我爸最开始是做摩的的,我记事开始便是做的这个工作,那时候爸爸在离家最近的一条大马路上开始每天的工作。那时候的家我现在已记不太清,左不过是租的,一到饭点我妈就叫我去喊我爸回家吃饭。我妈是在服装厂做平车的,她一下班回家就开始做饭。
幼年的记忆都是断层的,我也只能记得一点写一点了。
我记忆中我们搬家过五次,可能是第四次搬家后,我爸换了个工作,他去工地做小工去了,可能做了几年就做了大工,后来好像是和自己的几个朋友合伙开始自己做生意了。说是做生意无非就是几个人接到活了就一起出钱做,再雇几个小工什么的。我的这段记忆似乎我妈存在感很薄弱,反正开始做生意了我妈也去过工地帮忙做小工,还把我和我弟带着一起去做些简单的活计。最初我爸还是要去上工的,但渐渐做大了,兜里有钱了,能雇的起人了他就没去了。毕竟这个对人体伤害太大,有条件了不去也罢。
犹记得弟弟四五岁的时候妈妈把大姐也接过来了,可能那时候在妈妈眼里弟弟分量真的很大,让大姐放弃学习过来照顾弟弟只不过是微不足道的一件小事,她来的那年我们刚好搬新家了,是那种江南特有的阁楼,斜对着一条小河,门前是一大片草地,我和弟弟常去拉狗尾巴草玩,她总跟在后面,脸上的表情在我那时看来是不开心的,所以我常想着拉她一起玩,但是她只是和我说不要去河边玩,弟弟不听话总想去河边玩,她就说要告爸爸,因为爸爸那时候相当于我们几个小孩子心中的钟馗。
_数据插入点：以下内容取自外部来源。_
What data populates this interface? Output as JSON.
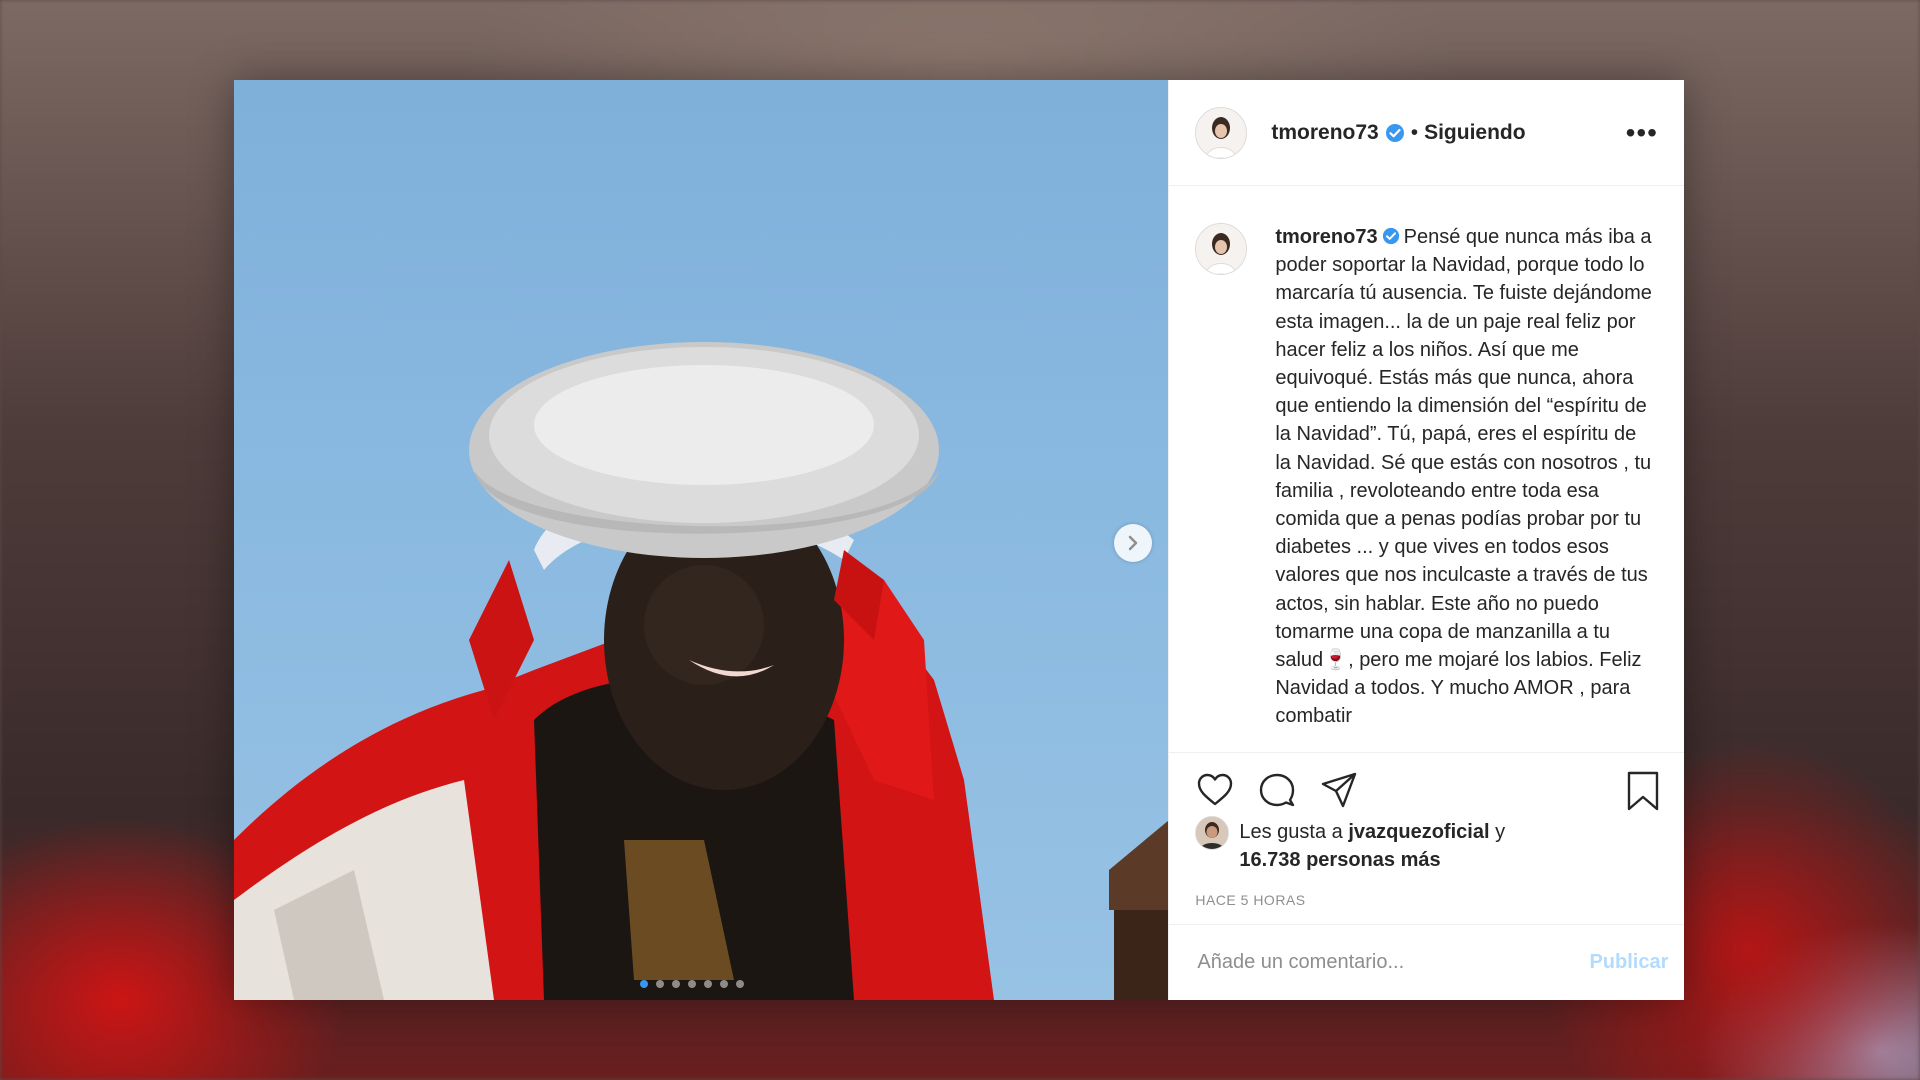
{
  "post": {
    "username": "tmoreno73",
    "separator": "•",
    "follow_status": "Siguiendo",
    "more_label": "•••",
    "caption": "Pensé que nunca más iba a poder soportar la Navidad, porque todo lo marcaría tú ausencia. Te fuiste dejándome esta imagen... la de un paje real feliz por hacer feliz a los niños. Así que me equivoqué. Estás más que nunca, ahora que entiendo la dimensión del “espíritu de la Navidad”. Tú, papá, eres el espíritu de la Navidad. Sé que estás con nosotros , tu familia , revoloteando entre toda esa comida que a penas podías probar por tu diabetes ... y que vives en todos esos valores que nos inculcaste a través de tus actos, sin hablar. Este año no puedo tomarme una copa de manzanilla a tu salud🍷, pero me mojaré los labios. Feliz Navidad a todos. Y mucho AMOR , para combatir",
    "likes_prefix": "Les gusta a",
    "liked_by": "jvazquezoficial",
    "likes_conj": "y",
    "likes_count": "16.738 personas más",
    "timestamp": "HACE 5 HORAS",
    "comment_placeholder": "Añade un comentario...",
    "publish_label": "Publicar",
    "carousel": {
      "total": 7,
      "current": 1
    }
  },
  "colors": {
    "verified": "#3897f0",
    "active_dot": "#3897f0",
    "publish_disabled": "#b3dbff",
    "text": "#262626",
    "muted": "#8e8e8e"
  },
  "icons": [
    "chevron-right-icon",
    "verified-badge-icon",
    "heart-icon",
    "comment-icon",
    "share-icon",
    "bookmark-icon",
    "more-options-icon"
  ]
}
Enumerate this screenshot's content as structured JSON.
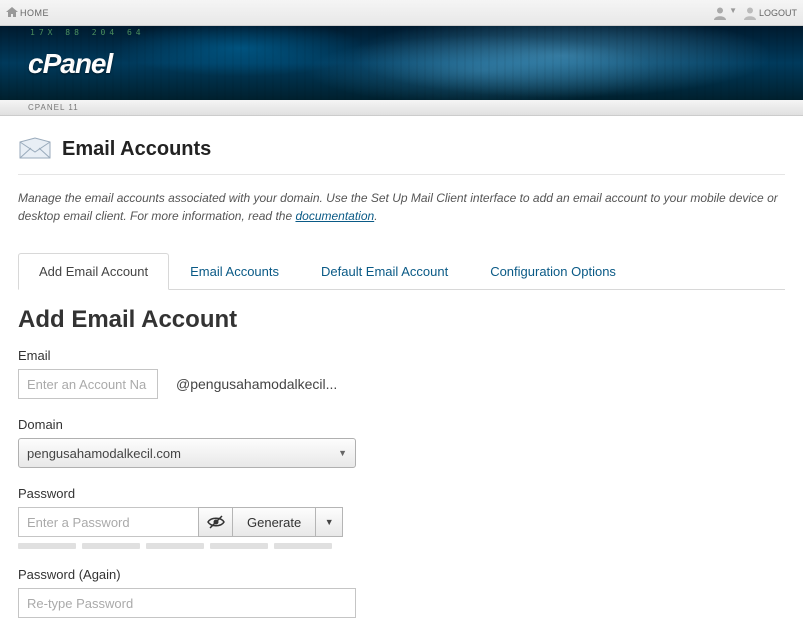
{
  "topbar": {
    "home_label": "HOME",
    "logout_label": "LOGOUT"
  },
  "banner": {
    "brand": "cPanel",
    "ticker": "17X  88  204  64"
  },
  "subbar": {
    "text": "CPANEL 11"
  },
  "page": {
    "title": "Email Accounts",
    "intro_part1": "Manage the email accounts associated with your domain. Use the Set Up Mail Client interface to add an email account to your mobile device or desktop email client. For more information, read the ",
    "intro_link": "documentation",
    "intro_part2": "."
  },
  "tabs": [
    {
      "label": "Add Email Account",
      "active": true
    },
    {
      "label": "Email Accounts",
      "active": false
    },
    {
      "label": "Default Email Account",
      "active": false
    },
    {
      "label": "Configuration Options",
      "active": false
    }
  ],
  "form": {
    "section_title": "Add Email Account",
    "email_label": "Email",
    "email_placeholder": "Enter an Account Na",
    "email_domain_text": "@pengusahamodalkecil...",
    "domain_label": "Domain",
    "domain_selected": "pengusahamodalkecil.com",
    "password_label": "Password",
    "password_placeholder": "Enter a Password",
    "generate_label": "Generate",
    "password2_label": "Password (Again)",
    "password2_placeholder": "Re-type Password"
  }
}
说到我们搬新家,这里又有一个小故事,有天不知道为什么,我爸想把房子中一个柱子给锯掉,我妈劝了好久他都不听就是给锯了。那天晚上睡到深夜突然就被我妈给叫醒了,我和我弟还有我大姐睡一个大床,我醒来的时候发现我面前有块大木板,再一看周围发现房子塌了,我弟睡我右边也被我妈给叫醒了,我赶紧和我弟一起下床了,问我妈:“大姐呢”
我妈大声说“你大姐还在下面压着,快过来一起搬。”
我记得我当时吓得哭了起来,跟着我爸妈一起搬从房顶掉下来的瓦片,当把东西全部搬掉看着我姐毫发无伤的时候我才冷静下来。我们看看周围又看看各自庆幸的笑了起来。
我们多么幸运啊!从那以后我一直坚信不管发生什么事老天都是会关照我的!
我们将近十年没回过家,每年也只是寄点钱回去给爷爷或者外公外婆那里,给老人的赡养费和姐姐们的生活费学费。十年了我爸终于打算回家了,当年出家门到外打拼就是因为太穷了,十年了,对他来说终于可以算是衣锦还乡了。
下次再说吧,写的不好只是记叙,说实话很多东西都没有写出来,文笔很烂,好多年没写文了。